We didn’t sit down and hand-write the script. The requirements went to a coding agent connected to this workspace via the RunWhen Platform MCP server — the same tool we covered in From Laptop to Production Ops in One Prompt. The agent authored the Python, validated it against the contract, ran it against live infrastructure to confirm the cert mirror and the PR open cleanly, and committed it as one task per environment. The prompt was roughly:
Build a daily check, one task per destination cluster, thatcompares the Grafana client TLS cert in the destination's mimirnamespace against its mirror in the shared cluster's grafananamespace. If ca.crt or tls.crt is within 30 days of expiring,force a re-issue at the source, mirror the fresh material intoshared, and open a PR that bumps the version integer on everyGrafana datasource referencing the cert. Use a GitHub App for thePR so no PAT lives in the workspace secrets.The MCP server is what gives the agent the same view of the workspace the rest of our operational tooling has — so it can author against it, test against it, and commit into it without us hand-rolling auth, secret plumbing, or runbook scaffolding.
One non-obvious detail: force re-issue by deleting the Secret, not the Certificate. Deleting the cert-manager Certificate CR loses the race against Flux re-applying it; cert-manager sees the still-valid leaf Secret it owned and adopts it again, leaving the stale ca.crt in place. Deleting the Secret leaves the Certificate intact but with nothing to reference, and cert-manager issues a fresh leaf from the current CA chain. That’s the path we used to pick up a rotated CA on a leaf that still has time on it.
After the PR merges, Grafana still has to be restarted to pick up the new cert. We rely on the natural restart cadence — preempt cycles, GKE auto-upgrades, unrelated Deployment reconciles — which lands well inside the 30-day buffer the task triggers on.
The result is that the workflow shows up in the same place every other piece of operational automation in this workspace lives — askable, runnable, and unsurprising. Asking the assistant for it returns the tasks themselves:

Selecting one and running it returns the result inline:

Three layers of “I fixed it but it’s still broken” is the price we paid for not having this task. The next time the CA rotates we’ll see the PR before we see the alert — and the lesson, instead of living in a Slack thread someone has to remember to read, runs every morning. That’s the version of operational learning we want: not a wiki page, not a Slack pin, but a task that fires whether anyone is watching or not.
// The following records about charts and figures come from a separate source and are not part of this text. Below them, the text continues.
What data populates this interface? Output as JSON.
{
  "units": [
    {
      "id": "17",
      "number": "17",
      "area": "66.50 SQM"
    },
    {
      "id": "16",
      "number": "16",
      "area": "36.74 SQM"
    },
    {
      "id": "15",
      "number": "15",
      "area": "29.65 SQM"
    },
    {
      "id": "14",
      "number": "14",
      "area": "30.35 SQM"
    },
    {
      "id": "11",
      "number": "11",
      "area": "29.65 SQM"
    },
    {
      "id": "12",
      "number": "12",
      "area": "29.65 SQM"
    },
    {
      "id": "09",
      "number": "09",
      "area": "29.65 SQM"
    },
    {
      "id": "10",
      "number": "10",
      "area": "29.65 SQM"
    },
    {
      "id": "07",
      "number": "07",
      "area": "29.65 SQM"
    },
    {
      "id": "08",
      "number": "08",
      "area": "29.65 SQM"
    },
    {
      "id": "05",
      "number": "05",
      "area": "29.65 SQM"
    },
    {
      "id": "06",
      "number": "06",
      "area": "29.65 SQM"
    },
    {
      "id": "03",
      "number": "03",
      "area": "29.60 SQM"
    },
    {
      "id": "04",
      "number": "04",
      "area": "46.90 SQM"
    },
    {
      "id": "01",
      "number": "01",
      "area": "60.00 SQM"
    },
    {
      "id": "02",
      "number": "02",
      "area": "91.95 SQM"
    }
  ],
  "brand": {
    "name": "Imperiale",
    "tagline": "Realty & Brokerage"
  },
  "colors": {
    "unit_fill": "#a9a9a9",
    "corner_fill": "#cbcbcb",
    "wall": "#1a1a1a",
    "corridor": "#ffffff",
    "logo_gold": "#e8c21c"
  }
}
If your stack has a similar gotcha — a piece of provisioned config that needs a nudge after a rotation, a credential whose drift only shows up two layers downstream, a manual step that everyone agrees should be automated “next quarter” — the prompt above is a reasonable starting point. Point an MCP-connected agent at your workspace, describe the check, and let the same surface that triages your alerts author the fix.